İstanbul Beykoz‘daki Hidiv Kasrında düzenlenen iftar programında konuşan Diyanet İşleri Başkanı Görmez, Ramazana bir önceki Ramazana göre daha büyük hüzünlerle girildiğini kaydederek, “Komşularımızda, coğrafyamızda, ortak tarihi, inancı, kültürü paylaştığımız, asırlarca birlikte yaşadığımız İslam coğrafyasında, Ortadoğu coğrafyasında yaşananlar, yıllardır Ramazana sevinçle girmemize büyük engel oluyor.” dedi.

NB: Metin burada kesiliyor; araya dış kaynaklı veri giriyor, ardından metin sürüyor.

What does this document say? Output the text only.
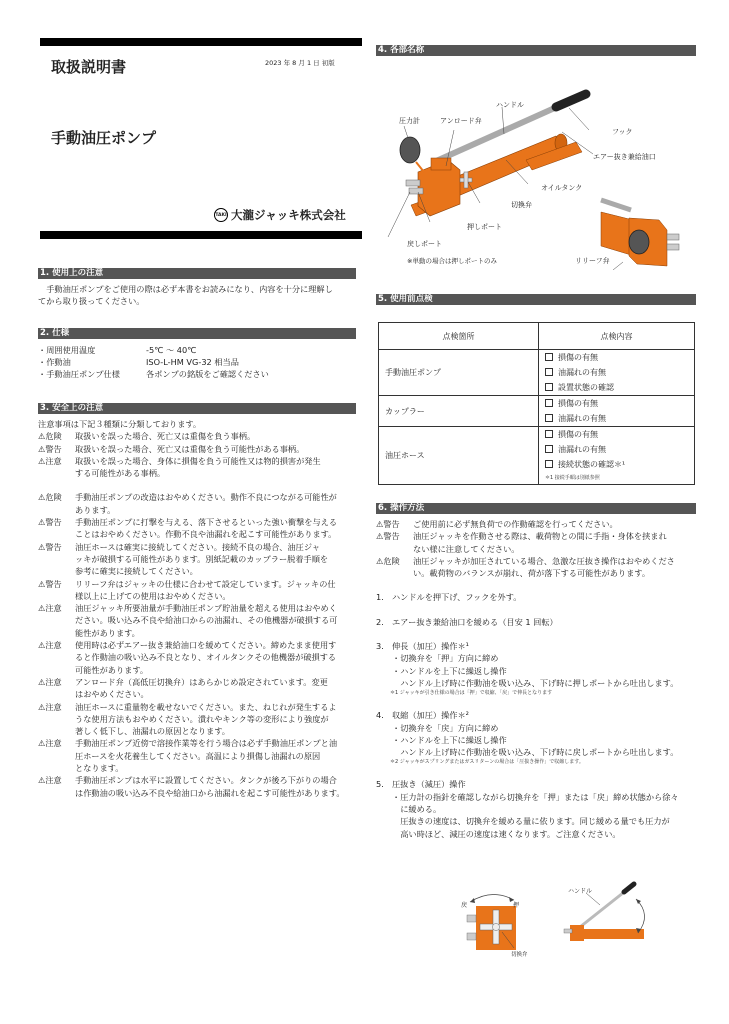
取扱説明書	2023 年 8 月 1 日 初版
手動油圧ポンプ
TAKI 大瀧ジャッキ株式会社
1. 使用上の注意
　手動油圧ポンプをご使用の際は必ず本書をお読みになり、内容を十分に理解し
てから取り扱ってください。
2. 仕様
・周囲使用温度	-5℃ ～ 40℃
・作動油	ISO-L-HM VG-32 相当品
・手動油圧ポンプ仕様	各ポンプの銘版をご確認ください
3. 安全上の注意
注意事項は下記３種類に分類しております。
⚠危険	取扱いを誤った場合、死亡又は重傷を負う事柄。
⚠警告	取扱いを誤った場合、死亡又は重傷を負う可能性がある事柄。
⚠注意	取扱いを誤った場合、身体に損傷を負う可能性又は物的損害が発生
する可能性がある事柄。
⚠危険	手動油圧ポンプの改造はおやめください。動作不良につながる可能性が
あります。
⚠警告	手動油圧ポンプに打撃を与える、落下させるといった強い衝撃を与える
ことはおやめください。作動不良や油漏れを起こす可能性があります。
⚠警告	油圧ホースは確実に接続してください。接続不良の場合、油圧ジャ
ッキが破損する可能性があります。別紙記載のカップラー脱着手順を
参考に確実に接続してください。
⚠警告	リリーフ弁はジャッキの仕様に合わせて設定しています。ジャッキの仕
様以上に上げての使用はおやめください。
⚠注意	油圧ジャッキ所要油量が手動油圧ポンプ貯油量を超える使用はおやめく
ださい。吸い込み不良や給油口からの油漏れ、その他機器が破損する可
能性があります。
⚠注意	使用時は必ずエアー抜き兼給油口を緩めてください。締めたまま使用す
ると作動油の吸い込み不良となり、オイルタンクその他機器が破損する
可能性があります。
⚠注意	アンロード弁（高低圧切換弁）はあらかじめ設定されています。変更
はおやめください。
⚠注意	油圧ホースに重量物を載せないでください。また、ねじれが発生するよ
うな使用方法もおやめください。潰れやキンク等の変形により強度が
著しく低下し、油漏れの原因となります。
⚠注意	手動油圧ポンプ近傍で溶接作業等を行う場合は必ず手動油圧ポンプと油
圧ホースを火花養生してください。高温により損傷し油漏れの原因
となります。
⚠注意	手動油圧ポンプは水平に設置してください。タンクが後ろ下がりの場合
は作動油の吸い込み不良や給油口から油漏れを起こす可能性があります。
4. 各部名称
圧力計	アンロード弁
ハンドル
フック
エアー抜き兼給油口
オイルタンク
切換弁
押しポート
戻しポート
※単動の場合は押しポートのみ	リリーフ弁
5. 使用前点検
点検箇所	点検内容
手動油圧ポンプ	損傷の有無
油漏れの有無
設置状態の確認

カップラー	損傷の有無
油漏れの有無

油圧ホース	損傷の有無
油漏れの有無
接続状態の確認＊¹
＊1 接続手順は別紙参照
6. 操作方法
⚠警告	ご使用前に必ず無負荷での作動確認を行ってください。
⚠警告	油圧ジャッキを作動させる際は、載荷物との間に手指・身体を挟まれ
ない様に注意してください。
⚠危険	油圧ジャッキが加圧されている場合、急激な圧抜き操作はおやめくださ
い。載荷物のバランスが崩れ、荷が落下する可能性があります。
1.　ハンドルを押下げ、フックを外す。
2.　エアー抜き兼給油口を緩める（目安 1 回転）
3.　伸長（加圧）操作＊¹
・切換弁を「押」方向に締め
・ハンドルを上下に繰返し操作
　ハンドル上げ時に作動油を吸い込み、下げ時に押しポートから吐出します。
＊1 ジャッキが引き仕様の場合は「押」で収縮、「戻」で伸長となります
4.　収縮（加圧）操作＊²
・切換弁を「戻」方向に締め
・ハンドルを上下に繰返し操作
　ハンドル上げ時に作動油を吸い込み、下げ時に戻しポートから吐出します。
＊2 ジャッキがスプリングまたはガスリターンの場合は「圧抜き操作」で収縮します。
5.　圧抜き（減圧）操作
・圧力計の指針を確認しながら切換弁を「押」または「戻」締め状態から徐々
　に緩める。
　圧抜きの速度は、切換弁を緩める量に依ります。同じ緩める量でも圧力が
　高い時ほど、減圧の速度は速くなります。ご注意ください。
戻	押
切換弁
ハンドル
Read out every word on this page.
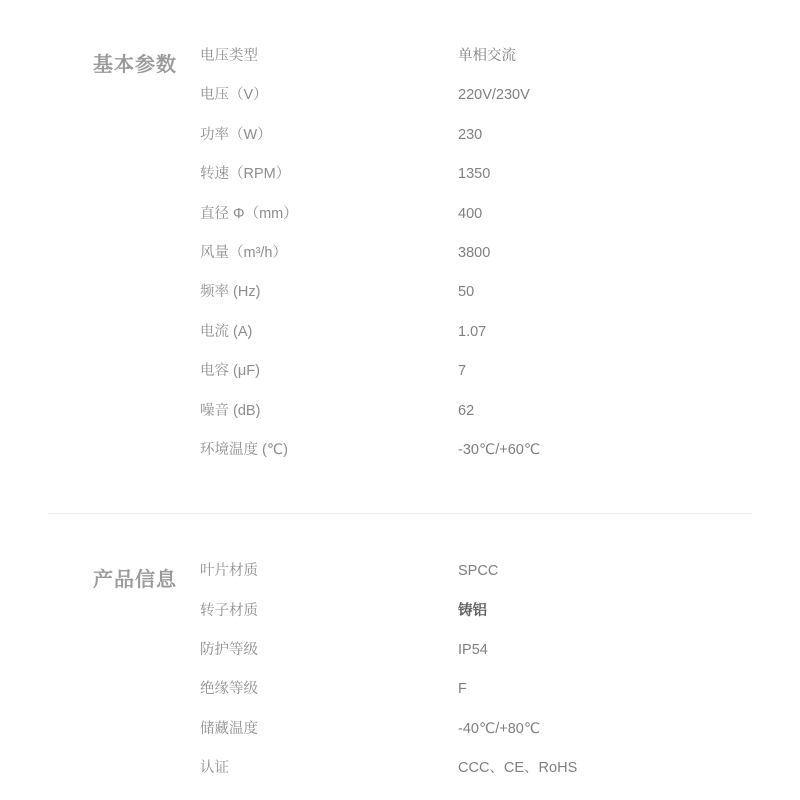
基本参数	电压类型	单相交流
电压（V）	220V/230V
功率（W）	230
转速（RPM）	1350
直径 Φ（mm）	400
风量（m³/h）	3800
频率 (Hz)	50
电流 (A)	1.07
电容 (μF)	7
噪音 (dB)	62
环境温度 (℃)	-30℃/+60℃
产品信息	叶片材质	SPCC
转子材质	铸铝
防护等级	IP54
绝缘等级	F
储藏温度	-40℃/+80℃
认证	CCC、CE、RoHS
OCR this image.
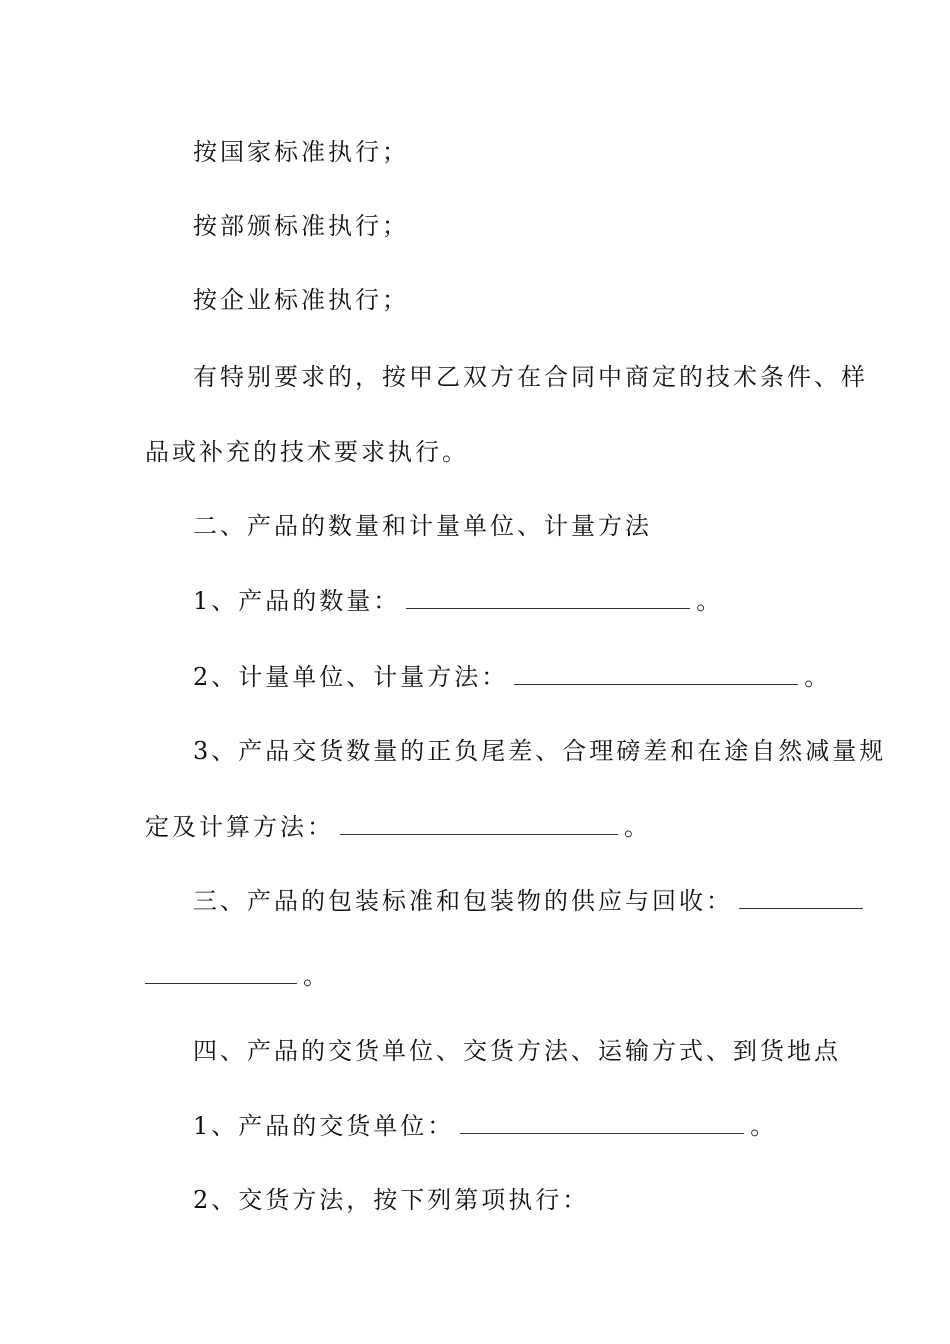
按国家标准执行；
按部颁标准执行；
按企业标准执行；
有特别要求的，按甲乙双方在合同中商定的技术条件、样
品或补充的技术要求执行。
二、产品的数量和计量单位、计量方法
1、产品的数量：	。
2、计量单位、计量方法：	。
3、产品交货数量的正负尾差、合理磅差和在途自然减量规
定及计算方法：	。
三、产品的包装标准和包装物的供应与回收：
。
四、产品的交货单位、交货方法、运输方式、到货地点
1、产品的交货单位：	。
2、交货方法，按下列第项执行：
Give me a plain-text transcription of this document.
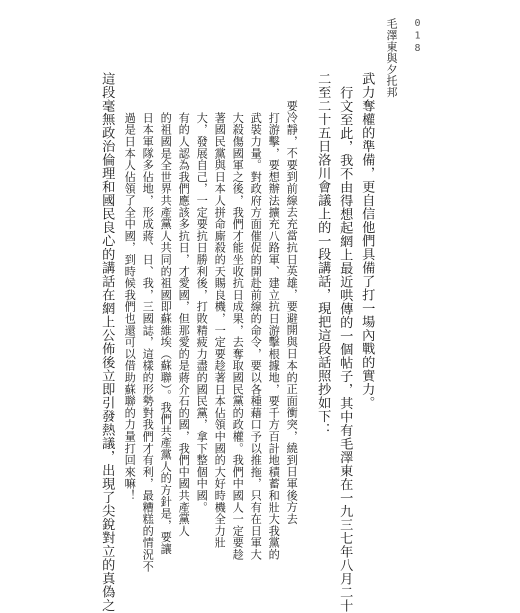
018
毛澤東與夕托邦
武力奪權的準備，更自信他們具備了打一場內戰的實力。
行文至此，我不由得想起網上最近哄傳的一個帖子，其中有毛澤東在一九三七年八月二十
二至二十五日洛川會議上的一段講話，現把這段話照抄如下：
要冷靜，不要到前線去充當抗日英雄，要避開與日本的正面衝突，繞到日軍後方去
打游擊，要想辦法擴充八路軍、建立抗日游擊根據地，要千方百計地積蓄和壯大我黨的
武裝力量。對政府方面催促的開赴前線的命令，要以各種藉口予以推拖，只有在日軍大
大殺傷國軍之後，我們才能坐收抗日成果，去奪取國民黨的政權。我們中國人一定要趁
著國民黨與日本人拼命廝殺的天賜良機，一定要趁著日本佔領中國的大好時機全力壯
大，發展自己，一定要抗日勝利後，打敗精疲力盡的國民黨，拿下整個中國。
有的人認為我們應該多抗日，才愛國，但那愛的是蔣介石的國，我們中國共產黨人
的祖國是全世界共產黨人共同的祖國即蘇維埃（蘇聯）。我們共產黨人的方針是，要讓
日本軍隊多佔地，形成蔣、日、我，三國誌，這樣的形勢對我們才有利，最糟糕的情況不
過是日本人佔領了全中國，到時候我們也還可以借助蘇聯的力量打回來嘛！
這段毫無政治倫理和國民良心的講話在網上公佈後立即引發熱議，出現了尖銳對立的真偽之
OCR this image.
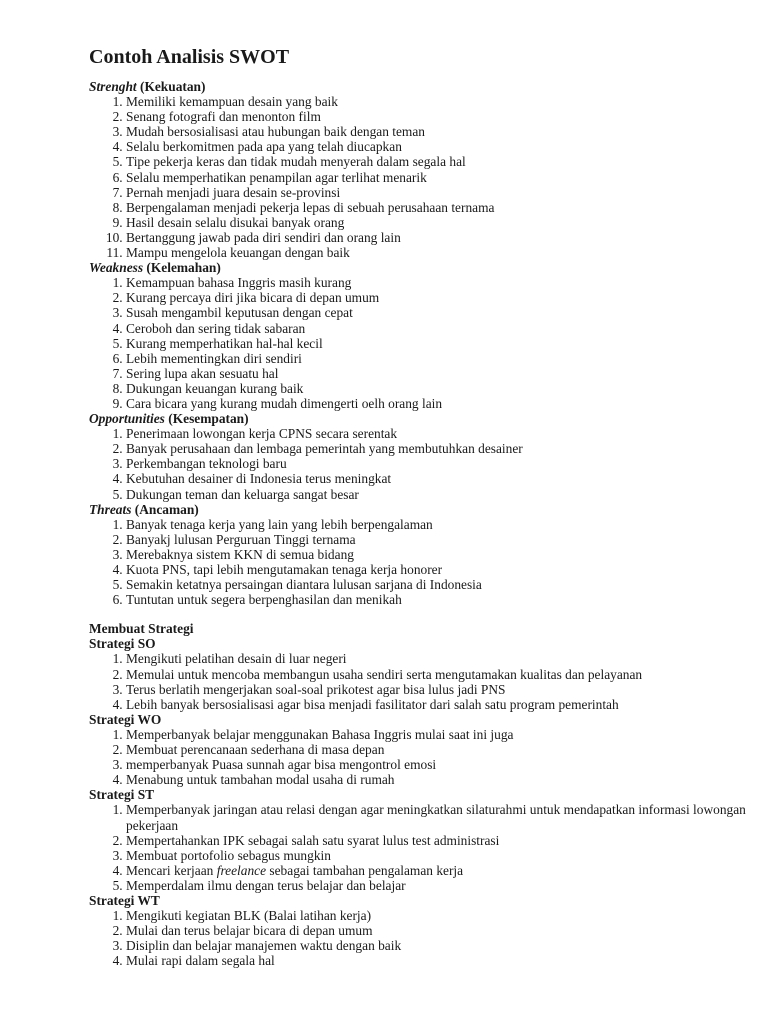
Contoh Analisis SWOT
Strenght (Kekuatan)
1. Memiliki kemampuan desain yang baik
2. Senang fotografi dan menonton film
3. Mudah bersosialisasi atau hubungan baik dengan teman
4. Selalu berkomitmen pada apa yang telah diucapkan
5. Tipe pekerja keras dan tidak mudah menyerah dalam segala hal
6. Selalu memperhatikan penampilan agar terlihat menarik
7. Pernah menjadi juara desain se-provinsi
8. Berpengalaman menjadi pekerja lepas di sebuah perusahaan ternama
9. Hasil desain selalu disukai banyak orang
10. Bertanggung jawab pada diri sendiri dan orang lain
11. Mampu mengelola keuangan dengan baik
Weakness (Kelemahan)
1. Kemampuan bahasa Inggris masih kurang
2. Kurang percaya diri jika bicara di depan umum
3. Susah mengambil keputusan dengan cepat
4. Ceroboh dan sering tidak sabaran
5. Kurang memperhatikan hal-hal kecil
6. Lebih mementingkan diri sendiri
7. Sering lupa akan sesuatu hal
8. Dukungan keuangan kurang baik
9. Cara bicara yang kurang mudah dimengerti oelh orang lain
Opportunities (Kesempatan)
1. Penerimaan lowongan kerja CPNS secara serentak
2. Banyak perusahaan dan lembaga pemerintah yang membutuhkan desainer
3. Perkembangan teknologi baru
4. Kebutuhan desainer di Indonesia terus meningkat
5. Dukungan teman dan keluarga sangat besar
Threats (Ancaman)
1. Banyak tenaga kerja yang lain yang lebih berpengalaman
2. Banyakj lulusan Perguruan Tinggi ternama
3. Merebaknya sistem KKN di semua bidang
4. Kuota PNS, tapi lebih mengutamakan tenaga kerja honorer
5. Semakin ketatnya persaingan diantara lulusan sarjana di Indonesia
6. Tuntutan untuk segera berpenghasilan dan menikah
Membuat Strategi
Strategi SO
1. Mengikuti pelatihan desain di luar negeri
2. Memulai untuk mencoba membangun usaha sendiri serta mengutamakan kualitas dan pelayanan
3. Terus berlatih mengerjakan soal-soal prikotest agar bisa lulus jadi PNS
4. Lebih banyak bersosialisasi agar bisa menjadi fasilitator dari salah satu program pemerintah
Strategi WO
1. Memperbanyak belajar menggunakan Bahasa Inggris mulai saat ini juga
2. Membuat perencanaan sederhana di masa depan
3. memperbanyak Puasa sunnah agar bisa mengontrol emosi
4. Menabung untuk tambahan modal usaha di rumah
Strategi ST
1. Memperbanyak jaringan atau relasi dengan agar meningkatkan silaturahmi untuk mendapatkan informasi lowongan pekerjaan
2. Mempertahankan IPK sebagai salah satu syarat lulus test administrasi
3. Membuat portofolio sebagus mungkin
4. Mencari kerjaan freelance sebagai tambahan pengalaman kerja
5. Memperdalam ilmu dengan terus belajar dan belajar
Strategi WT
1. Mengikuti kegiatan BLK (Balai latihan kerja)
2. Mulai dan terus belajar bicara di depan umum
3. Disiplin dan belajar manajemen waktu dengan baik
4. Mulai rapi dalam segala hal
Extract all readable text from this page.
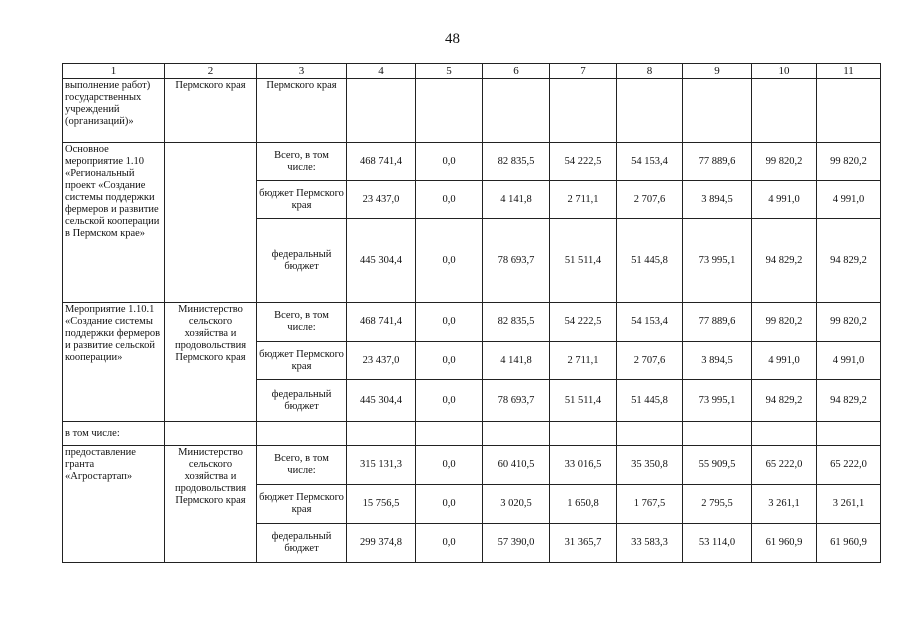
48
1	2	3	4	5	6	7	8	9	10	11
выполнение работ) государственных учреждений (организаций)»	Пермского края	Пермского края								
Основное мероприятие 1.10 «Региональный проект «Создание системы поддержки фермеров и развитие сельской кооперации в Пермском крае»		Всего, в том числе:	468 741,4	0,0	82 835,5	54 222,5	54 153,4	77 889,6	99 820,2	99 820,2
		бюджет Пермского края	23 437,0	0,0	4 141,8	2 711,1	2 707,6	3 894,5	4 991,0	4 991,0
		федеральный бюджет	445 304,4	0,0	78 693,7	51 511,4	51 445,8	73 995,1	94 829,2	94 829,2
Мероприятие 1.10.1 «Создание системы поддержки фермеров и развитие сельской кооперации»	Министерство сельского хозяйства и продовольствия Пермского края	Всего, в том числе:	468 741,4	0,0	82 835,5	54 222,5	54 153,4	77 889,6	99 820,2	99 820,2
		бюджет Пермского края	23 437,0	0,0	4 141,8	2 711,1	2 707,6	3 894,5	4 991,0	4 991,0
		федеральный бюджет	445 304,4	0,0	78 693,7	51 511,4	51 445,8	73 995,1	94 829,2	94 829,2
в том числе:										
предоставление гранта «Агростартап»	Министерство сельского хозяйства и продовольствия Пермского края	Всего, в том числе:	315 131,3	0,0	60 410,5	33 016,5	35 350,8	55 909,5	65 222,0	65 222,0
		бюджет Пермского края	15 756,5	0,0	3 020,5	1 650,8	1 767,5	2 795,5	3 261,1	3 261,1
		федеральный бюджет	299 374,8	0,0	57 390,0	31 365,7	33 583,3	53 114,0	61 960,9	61 960,9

Bağdat, Şam, Kahire sokaklarında meydana gelen hadiselerin müsebbibinin İslam olamayacağını vurgulayarak, bütün bunların sebebi olarak, yüzyılın başından itibaren İslam milletlerinin fay hatlarıyla oynanması, arkasından işgaller, sömürgeler, istibdat recimleri arkasından ortaya çıkan bilgisizlikler, cehaletler, mezhep taassubu ve ırkçılığın olduğunu belirten Başkan Görmez, “Küreselleşme dediğimiz bir olgu ile karşı karşıyayız. Küreselleşme olgusu ile birlikte toplumların arasındaki bütün duvarlar kalktı. Bütün dinler, bütün kültürler birbirine komşu oldu. İç içe girdi. Bugünkü dünya farklı dinleri, farklı kültürleri, farklı medeniyetleri yan yana birlikte barış içerisinde yaşatma konusunda zorlanıyor. Bugün dünyaya hükmeden siyasetler, bu konularda aciz kalıyor. Bunun için bütün din bilginlerine, bütün din adamlarına, ilim adamlarına, fikir ve düşünce adamlarına daha büyük görevler düşüyor. İslam bütün bunları tedavi etmek üzere gelen, bütün âlemlere gönderilen, bütün âlemlerin Rabbinin gönderdiği bütün insanlığa barışı öğreten yüce bir din.” diye konuştu.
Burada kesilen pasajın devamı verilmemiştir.